A circular disc of radius R and thickness $\dfrac{R}{6}$ has moment of inertia I about an axis passing through its Centre perpendicular to its plane. It is melted and recast into a solid sphere. The moment of inertia of the sphere about its diameter is
A. $I$
B. $\dfrac{{2I}}{8}$
C. $\dfrac{I}{5}$
D. $\dfrac{I}{{10}}$

Answer 1

Hint: Moment of inertia is a resisting property of a rigid body, when the body tends to rotate. It is defined as a summation of mass of particles multiplied by square of its distance from the axis.

Complete step by step solution:
As we know that if an object of any shape is melted and recast into another shape, then its volume remains the same(or say conserved),.
For Circular Disc,
\[Radius{\text{ }}of{\text{ }}circular{\text{ }}disc\; = \;R\] ,
\[Thickness\;of\;circular{\text{ }}disc{\text{ }} = \dfrac{R}{6}\] ,
$Volume$ \[of{\text{ }}circular{\text{ }}disc{\text{ }} = \pi {R^2} \times \dfrac{R}{6}\] .
For Solid Sphere,
Let radius of solid sphere be r,
\[Volume{\text{ }}of{\text{ }}solid{\text{ }}sphere{\text{ }} = \;\dfrac{{4\pi {r^3}}}{3}\] ,
\[Mass{\text{ }}of{\text{ }}circular{\text{ }}disc{\text{ }} = {\text{ }}Mass{\text{ }}of{\text{ }}solid{\text{ }}sphere\]

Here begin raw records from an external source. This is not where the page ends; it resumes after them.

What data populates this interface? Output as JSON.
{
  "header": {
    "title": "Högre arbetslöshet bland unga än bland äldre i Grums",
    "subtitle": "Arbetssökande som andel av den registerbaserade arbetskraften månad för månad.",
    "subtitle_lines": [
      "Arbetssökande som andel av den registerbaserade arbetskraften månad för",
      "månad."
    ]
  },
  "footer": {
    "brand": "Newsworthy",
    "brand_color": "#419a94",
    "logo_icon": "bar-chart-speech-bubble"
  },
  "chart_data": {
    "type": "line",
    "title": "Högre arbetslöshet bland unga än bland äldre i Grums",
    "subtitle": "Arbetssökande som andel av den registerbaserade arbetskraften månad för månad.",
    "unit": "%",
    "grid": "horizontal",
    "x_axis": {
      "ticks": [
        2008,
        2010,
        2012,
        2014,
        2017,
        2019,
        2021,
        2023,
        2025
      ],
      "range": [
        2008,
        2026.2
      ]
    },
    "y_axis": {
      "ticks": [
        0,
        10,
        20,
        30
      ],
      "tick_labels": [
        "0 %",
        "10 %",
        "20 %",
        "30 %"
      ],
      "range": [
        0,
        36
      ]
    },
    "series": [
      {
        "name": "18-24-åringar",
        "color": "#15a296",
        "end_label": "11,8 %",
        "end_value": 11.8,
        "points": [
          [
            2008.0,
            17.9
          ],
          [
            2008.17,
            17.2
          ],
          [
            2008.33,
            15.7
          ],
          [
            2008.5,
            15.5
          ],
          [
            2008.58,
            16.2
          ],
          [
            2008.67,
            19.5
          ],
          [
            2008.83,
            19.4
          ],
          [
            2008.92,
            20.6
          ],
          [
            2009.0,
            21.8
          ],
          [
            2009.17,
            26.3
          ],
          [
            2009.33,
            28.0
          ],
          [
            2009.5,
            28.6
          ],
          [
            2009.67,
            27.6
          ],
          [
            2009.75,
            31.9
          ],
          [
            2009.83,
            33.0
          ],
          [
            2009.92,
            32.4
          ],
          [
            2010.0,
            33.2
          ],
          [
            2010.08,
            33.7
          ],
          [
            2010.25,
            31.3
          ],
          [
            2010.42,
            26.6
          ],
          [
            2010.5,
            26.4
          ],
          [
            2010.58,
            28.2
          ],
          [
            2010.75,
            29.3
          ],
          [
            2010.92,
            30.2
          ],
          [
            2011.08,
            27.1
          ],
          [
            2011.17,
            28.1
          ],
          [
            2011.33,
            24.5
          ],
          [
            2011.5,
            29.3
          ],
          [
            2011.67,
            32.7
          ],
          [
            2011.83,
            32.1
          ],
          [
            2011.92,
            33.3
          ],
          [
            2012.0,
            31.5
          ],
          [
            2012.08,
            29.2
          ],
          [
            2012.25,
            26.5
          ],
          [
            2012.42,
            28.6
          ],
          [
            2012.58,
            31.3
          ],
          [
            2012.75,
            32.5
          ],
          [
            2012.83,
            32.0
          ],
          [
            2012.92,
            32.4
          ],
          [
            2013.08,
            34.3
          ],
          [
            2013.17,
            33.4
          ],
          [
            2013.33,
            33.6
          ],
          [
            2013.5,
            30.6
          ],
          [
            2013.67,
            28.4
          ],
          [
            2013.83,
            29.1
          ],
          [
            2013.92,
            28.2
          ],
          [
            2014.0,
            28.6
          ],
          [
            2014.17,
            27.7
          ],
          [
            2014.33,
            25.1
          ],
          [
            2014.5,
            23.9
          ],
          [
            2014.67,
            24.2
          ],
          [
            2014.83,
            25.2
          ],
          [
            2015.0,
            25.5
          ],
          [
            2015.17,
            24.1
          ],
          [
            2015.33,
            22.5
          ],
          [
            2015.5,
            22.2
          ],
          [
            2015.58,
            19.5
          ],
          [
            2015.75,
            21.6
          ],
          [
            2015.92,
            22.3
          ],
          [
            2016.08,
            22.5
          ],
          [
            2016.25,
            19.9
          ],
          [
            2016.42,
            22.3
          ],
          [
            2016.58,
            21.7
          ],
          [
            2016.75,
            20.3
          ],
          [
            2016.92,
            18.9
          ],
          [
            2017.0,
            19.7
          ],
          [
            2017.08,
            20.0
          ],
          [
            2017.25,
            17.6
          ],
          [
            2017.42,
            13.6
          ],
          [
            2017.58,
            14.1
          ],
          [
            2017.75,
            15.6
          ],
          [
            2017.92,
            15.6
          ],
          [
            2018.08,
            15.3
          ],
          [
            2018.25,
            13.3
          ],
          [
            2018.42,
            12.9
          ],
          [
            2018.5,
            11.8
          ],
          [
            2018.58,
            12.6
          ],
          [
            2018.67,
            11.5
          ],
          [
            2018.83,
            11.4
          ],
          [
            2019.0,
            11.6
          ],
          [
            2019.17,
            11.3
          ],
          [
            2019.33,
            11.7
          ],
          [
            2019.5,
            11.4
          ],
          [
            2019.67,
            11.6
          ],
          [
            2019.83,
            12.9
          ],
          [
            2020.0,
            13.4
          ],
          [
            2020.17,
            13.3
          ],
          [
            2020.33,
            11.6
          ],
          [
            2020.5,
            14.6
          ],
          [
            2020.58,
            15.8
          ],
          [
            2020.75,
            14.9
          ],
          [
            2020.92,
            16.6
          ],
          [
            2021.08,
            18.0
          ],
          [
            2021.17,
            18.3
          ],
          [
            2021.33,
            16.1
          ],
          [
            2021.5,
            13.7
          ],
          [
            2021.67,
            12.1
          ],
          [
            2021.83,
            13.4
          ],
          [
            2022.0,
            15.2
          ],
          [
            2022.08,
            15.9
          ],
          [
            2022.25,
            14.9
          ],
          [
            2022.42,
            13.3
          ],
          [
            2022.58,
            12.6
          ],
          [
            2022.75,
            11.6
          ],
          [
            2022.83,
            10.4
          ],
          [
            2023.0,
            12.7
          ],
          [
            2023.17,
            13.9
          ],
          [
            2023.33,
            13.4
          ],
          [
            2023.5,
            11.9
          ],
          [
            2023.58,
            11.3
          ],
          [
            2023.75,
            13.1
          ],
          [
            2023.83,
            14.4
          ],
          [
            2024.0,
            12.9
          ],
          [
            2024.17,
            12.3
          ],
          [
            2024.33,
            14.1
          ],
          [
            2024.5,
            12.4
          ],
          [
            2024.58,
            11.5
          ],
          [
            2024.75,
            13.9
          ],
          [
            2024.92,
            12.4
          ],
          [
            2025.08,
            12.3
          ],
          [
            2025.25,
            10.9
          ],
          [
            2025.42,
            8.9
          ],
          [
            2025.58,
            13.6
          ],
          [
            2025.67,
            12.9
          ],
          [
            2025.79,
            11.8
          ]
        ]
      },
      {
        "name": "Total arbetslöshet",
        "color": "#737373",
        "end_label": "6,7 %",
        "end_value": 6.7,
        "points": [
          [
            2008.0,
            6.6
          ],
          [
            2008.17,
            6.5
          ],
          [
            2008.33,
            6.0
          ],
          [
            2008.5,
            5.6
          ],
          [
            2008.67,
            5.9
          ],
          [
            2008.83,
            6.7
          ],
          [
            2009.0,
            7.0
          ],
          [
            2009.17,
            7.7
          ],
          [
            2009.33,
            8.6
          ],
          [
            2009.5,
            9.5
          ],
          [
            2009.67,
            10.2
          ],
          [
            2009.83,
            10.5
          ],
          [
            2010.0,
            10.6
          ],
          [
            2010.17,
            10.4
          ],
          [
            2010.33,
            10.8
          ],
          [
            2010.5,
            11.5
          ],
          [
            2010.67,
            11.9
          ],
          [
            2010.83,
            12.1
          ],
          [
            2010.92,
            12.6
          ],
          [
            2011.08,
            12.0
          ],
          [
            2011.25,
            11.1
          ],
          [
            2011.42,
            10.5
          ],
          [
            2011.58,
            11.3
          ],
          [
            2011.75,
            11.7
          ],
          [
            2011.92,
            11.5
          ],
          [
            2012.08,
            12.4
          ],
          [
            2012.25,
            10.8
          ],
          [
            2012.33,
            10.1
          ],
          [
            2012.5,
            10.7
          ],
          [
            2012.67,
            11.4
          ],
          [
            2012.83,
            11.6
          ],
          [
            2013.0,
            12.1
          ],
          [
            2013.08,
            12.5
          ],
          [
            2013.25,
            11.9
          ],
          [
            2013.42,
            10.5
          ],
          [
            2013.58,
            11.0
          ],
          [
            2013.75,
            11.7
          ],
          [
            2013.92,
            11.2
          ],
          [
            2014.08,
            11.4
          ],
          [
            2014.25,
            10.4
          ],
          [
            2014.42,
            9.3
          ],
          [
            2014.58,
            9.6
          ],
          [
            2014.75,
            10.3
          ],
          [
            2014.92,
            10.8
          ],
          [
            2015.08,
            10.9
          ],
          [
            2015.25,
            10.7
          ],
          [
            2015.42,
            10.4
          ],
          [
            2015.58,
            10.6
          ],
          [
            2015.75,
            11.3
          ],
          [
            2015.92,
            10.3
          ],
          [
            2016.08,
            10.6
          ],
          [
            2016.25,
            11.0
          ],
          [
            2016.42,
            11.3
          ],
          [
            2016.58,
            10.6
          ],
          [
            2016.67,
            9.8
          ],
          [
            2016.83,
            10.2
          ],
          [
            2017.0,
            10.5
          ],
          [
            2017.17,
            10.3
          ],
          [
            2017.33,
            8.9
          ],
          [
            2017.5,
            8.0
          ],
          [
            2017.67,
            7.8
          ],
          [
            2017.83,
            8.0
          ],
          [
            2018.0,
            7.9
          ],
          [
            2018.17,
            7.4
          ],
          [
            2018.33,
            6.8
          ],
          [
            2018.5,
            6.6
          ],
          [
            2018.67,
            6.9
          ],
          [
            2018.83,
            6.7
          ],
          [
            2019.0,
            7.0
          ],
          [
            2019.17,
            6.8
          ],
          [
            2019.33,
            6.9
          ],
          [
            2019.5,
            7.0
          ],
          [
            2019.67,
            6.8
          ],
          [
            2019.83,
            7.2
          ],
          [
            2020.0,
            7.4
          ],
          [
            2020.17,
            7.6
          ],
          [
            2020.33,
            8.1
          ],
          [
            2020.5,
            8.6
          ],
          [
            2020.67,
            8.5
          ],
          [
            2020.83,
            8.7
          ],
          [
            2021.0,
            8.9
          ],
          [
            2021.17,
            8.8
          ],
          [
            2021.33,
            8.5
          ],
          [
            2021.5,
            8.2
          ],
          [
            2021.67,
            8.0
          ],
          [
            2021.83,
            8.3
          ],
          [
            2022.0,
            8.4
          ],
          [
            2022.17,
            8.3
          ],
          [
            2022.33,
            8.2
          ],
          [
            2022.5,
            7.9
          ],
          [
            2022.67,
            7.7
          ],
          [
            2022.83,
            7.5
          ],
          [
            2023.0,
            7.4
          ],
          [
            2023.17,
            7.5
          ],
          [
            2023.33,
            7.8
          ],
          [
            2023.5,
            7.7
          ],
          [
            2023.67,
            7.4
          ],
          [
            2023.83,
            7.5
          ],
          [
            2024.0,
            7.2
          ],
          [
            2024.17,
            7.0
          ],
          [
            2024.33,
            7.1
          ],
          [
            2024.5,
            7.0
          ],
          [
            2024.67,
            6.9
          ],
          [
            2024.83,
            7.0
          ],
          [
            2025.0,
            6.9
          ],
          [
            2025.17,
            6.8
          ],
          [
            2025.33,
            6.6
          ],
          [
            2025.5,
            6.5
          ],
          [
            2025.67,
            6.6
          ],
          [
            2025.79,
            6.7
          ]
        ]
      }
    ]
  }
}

As volume remains conserved,
\[Volume{\text{ }}of{\text{ }}circular{\text{ }}disc{\text{ }} = {\text{ }}Volume{\text{ }}of{\text{ }}solid{\text{ }}sphere\]
$\pi {R^2} \times \dfrac{R}{6} = \dfrac{{4\pi {r^3}}}{3}$
After solving it, you will get
$r = \dfrac{R}{2}\left( {equation \to 1} \right)$
Till now, we have find the radius of solid sphere,
Let’s move to our last step, that is to find a moment of inertia of the solid sphere.
\[Moment{\text{ }}of{\text{ }}inertia{\text{ }}of{\text{ }}circular{\text{ }}disc = I\left( {given} \right)\]
$\dfrac{{M{R^2}}}{2} = I$
\[M = \dfrac{{2 \times I}}{{{R^2}}}\left( {equation \to 2} \right)\]
Moment of inertia of solid sphere about its diameter =$\dfrac{{2M{r^2}}}{5}$
Now, put the values of M and r from equation 1 and equation 2.
$ = \dfrac{{2 \times 2 \times I}}{{5 \times {R^2}}} \times \dfrac{{{R^2}}}{4}$
$ = \dfrac{I}{5}$

$\therefore $ Option(C) is correct.

Note: Moment of inertia of different rigid bodies is different.
Volume before melting of an object remains equal to Volume after melting.